A new longitudinal study by Jessica de Bloom, Mirjam Radstaak & Sabine Geurts (2014), in press at Stress and Health, demonstrates the effects of vacation on work-related rumination and emotional well-being in obsessive-compulsive workers.

The authors assessed work hours, rumination, and affective well-being in 54 employees two weeks before (baseline), during and in the first, second and fourth week after a summer vacation. For the assessment, a digital diary was used before and after vacation, and a telephone interview was used during vacation.

The degree of rumination was assessed on a 10-point scale, and the participants were asked two questions: “I worry about things that have to be done at work”, and “I ruminate about things that have happened at work”.

Affective well-being was assessed in the same way but with three questions: “How happy did you feel today?”, “How satisfied do you feel about this day?”, and “How was your mood today?

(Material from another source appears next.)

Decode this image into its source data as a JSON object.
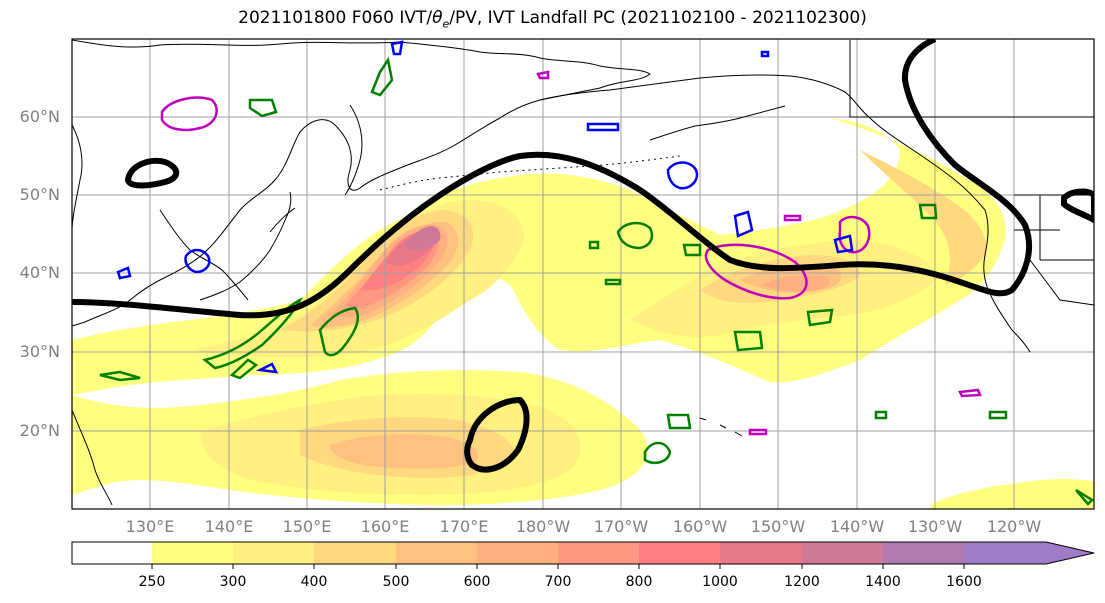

The study reveals that (1) vacations decrease work-related rumination until two weeks after a holiday; (2) vacations improve affective well-being, especially in obsessive workers; (3) obsessive workers experience a quick relapse to their initially low level of affective well-being and high level of rumination, meaning that:

“… Obsessive workers seem to benefit more from a vacation [compared to their non-obsessive counterparts] … Their vacation relief is greater, but so is their relapse.” (p. 25).

The authors sum up the findings for us:

Vacations seem to constitute a powerful recovery opportunity for all workers and even more for workers who find it difficult to recover during free evenings after work or during normal weekends due to their strong inner drive to continue working.” (p. 25).

These findings shed light on the importance of a good work-life balance. It seems like obsessive workers (often referred to as workaholics) find it difficult to distract themselves from work-related thoughts after finished work. This tendency may lead to negative consequences for the well-being of the workers, and their social relationships as a result.

The present study shows that a longer summer holiday makes obsessive workers prioritize other things than their work for a while, which is related to improved well-being. Shorter breaks from work like regular evening hours after work, or a weekend, is just not enough for this positive effect to happen.

It also shows that obsessive workers “catch up” with their non-obsessive counterparts with respect to affective well-being during a holiday, which we may consider a major benefit.

The study also shows that obsessive workers tend to “relapse” quickly after work resumption. For this reason, it is highly recommended that obsessive workers try to find and seek a healthy work-life balance when they return to work so that their well-being do not drop so dramatically.

Considering the importance of vacations on well-being, all people should have an opportunity for regular, longer holidays (not just weekends). Workers who are not stressed-out are more satisfied with their jobs, and work satisfaction leads to increased motivation, and productivity as a result. So vacations are worthwhile.